Гэри Стикс
«В мире науки» №5, 2006
Вопрос о правах на нашу жизнь отнюдь не нов. Так сложилось, что проведенный учеными анализ положения дел в области, находящейся на стыке охраны интеллектуальной собственности и молекулярной биологии, совпал с 25-ой годовщиной принятия Верховным судом США знакового решения по «делу Чакрабарти». Согласно данному положению, живые существа можно запатентовать, если они появляются благодаря вмешательству человека (т.е. по существу «сотворены» им).
В 1972 году инженер компании «Дженерал электрик» Ананда Чакрабарти (Ananda M. Chakrabarty) подал заявку на патентование штамма бактерии Pseudomonas, с легкостью расщепляющей углеводороды. Она уничтожала нефтяную пленку на поверхности воды или грунта гораздо быстрее, чем ранее применявшиеся микроорганизмы. Однако Чакрабарти получил свой штамм не с помощью генной инженерии в общепринятом смысле, т.к. к тому времени методы создания рекомбинантных ДНК еще не были полностью разработаны, а ввел в бактериальную клетку кольцевые внехромосомные генетические элементы — плазмиды, взятые им от других штаммов. В выдаче патента Чакрабарти было отказано на том основании, что «живой организм, созданный природой, патентованию не подлежит».
Когда в 1980 г. Верховный суд США решил вернуться к «делу Чакрабарти», молекулярно-биологический ландшафт изменился до неузнаваемости. Включение в геномную ДНК какого-либо живого существа фрагментов генома другого организма стало обычным делом. Созданная в том же году фирма Amgen поставила целью продемонстрировать возможности, которые сулят новые технологии, основанные на разрезании и сшивании разнородных ДНК. Одновременно достоянием гласности стал протокол получения интерферона генноинженерными методами. Стэнли Коэн (Stanley Cohen) и Герберт Бойер (Herbert Boyer) стали обладателями патента на «способ получения биологически функциональных молекулярных химер». Начался биотехнологический бум. Конгресс принял закон, разрешающий университетам заключать эксклюзивные лицензионные соглашения по запатентованным ими технологиям. Затем таким же правом были наделены Национальные институты здравоохранения.

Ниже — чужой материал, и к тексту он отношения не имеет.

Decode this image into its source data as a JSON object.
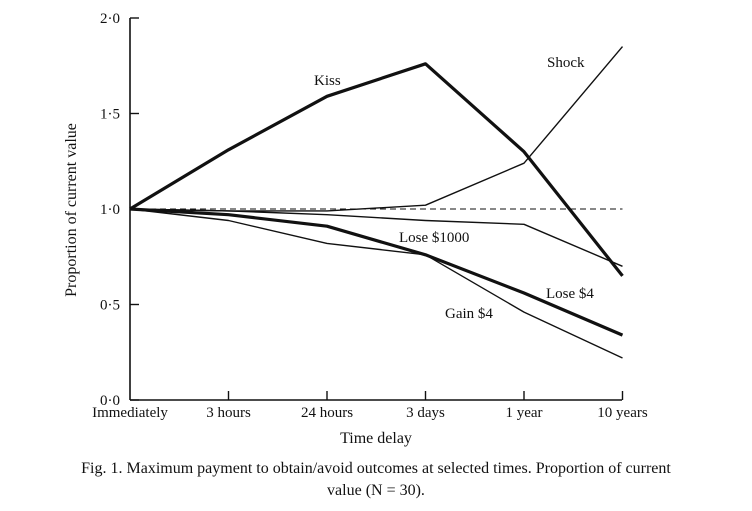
{
  "chart_data": {
    "type": "line",
    "xlabel": "Time delay",
    "ylabel": "Proportion of current value",
    "categories": [
      "Immediately",
      "3 hours",
      "24 hours",
      "3 days",
      "1 year",
      "10 years"
    ],
    "ylim": [
      0,
      2
    ],
    "yticks": [
      {
        "value": 0,
        "label": "0·0"
      },
      {
        "value": 0.5,
        "label": "0·5"
      },
      {
        "value": 1,
        "label": "1·0"
      },
      {
        "value": 1.5,
        "label": "1·5"
      },
      {
        "value": 2,
        "label": "2·0"
      }
    ],
    "reference_line": {
      "value": 1.0,
      "style": "dashed"
    },
    "series": [
      {
        "name": "Kiss",
        "weight": "thick",
        "values": [
          1.0,
          1.31,
          1.59,
          1.76,
          1.3,
          0.65
        ]
      },
      {
        "name": "Shock",
        "weight": "thin",
        "values": [
          1.0,
          0.99,
          0.99,
          1.02,
          1.24,
          1.85
        ]
      },
      {
        "name": "Lose $1000",
        "weight": "thin",
        "values": [
          1.0,
          0.99,
          0.97,
          0.94,
          0.92,
          0.7
        ]
      },
      {
        "name": "Lose $4",
        "weight": "thick",
        "values": [
          1.0,
          0.97,
          0.91,
          0.76,
          0.56,
          0.34
        ]
      },
      {
        "name": "Gain $4",
        "weight": "thin",
        "values": [
          1.0,
          0.94,
          0.82,
          0.76,
          0.46,
          0.22
        ]
      }
    ]
  },
  "caption": {
    "line1": "Fig. 1. Maximum payment to obtain/avoid outcomes at selected times. Proportion of current",
    "line2": "value (N = 30)."
  }
}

Отчеты, предоставленные экспертами Верховному суду США, содержали доводы как «за», так и «против» патентоспособности микроорганизма, полученного Чакрабарти. Ряд фирм (начиная с Genentech и кончая Regents, созданной при Калифорнийском университете) сочли, что изобретение удовлетворяет таким необходимым требованиям, как новизна, неочевидность и практическая применимость. С другой стороны, руководитель The Peoples Business Commission Джереми Рифкина (Jeremy Rifkin) выступила резко против идеи вмешательства «в саму природу» и обрисовала катастрофические последствия манипуляций с живыми организмами.
В конце концов главный судья Уоррен Берджер, полагаясь на мнение большинства, отклонил доводы противников выдачи патента как неосновательные, заявив, что любое изобретение, включающее «что-либо под Солнцем созданное руками человека», может быть запатентовано. «Альберт Эйнштейн не мог запатентовать свой знаменитый закон, выражающийся формулой Е=mc2, так же как Исаак Ньютон не мог получить в личное владение открытый им закон всемирного тяготения», потому что эти законы существовали всегда. Но бактерия Чакрабарти — другое дело, ранее в природе такого организма не было, и «открыть» его было нельзя.
Положительный исход «дела Чакрабарти» послужил сигналом к патентованию не только генов, но и клеток (в том числе стволовых) и целых организмов. Первые патенты на гены выдавались в соответствии с правилами, которыми руководствуются при патентовании химических веществ. Incyte вовсе не является собственником чьего бы то ни было рецептора гистамина, речь идет об «изолированной и очищенной его форме». Патент на выделенный и клонированный ген и его белковый продукт дает эксклюзивное право владельцу на продажу, скажем, инсулина или фактора роста человека. Точно так же какой-нибудь ученый-химик может разработать новый способ очистки витамина В и претендовать на патент.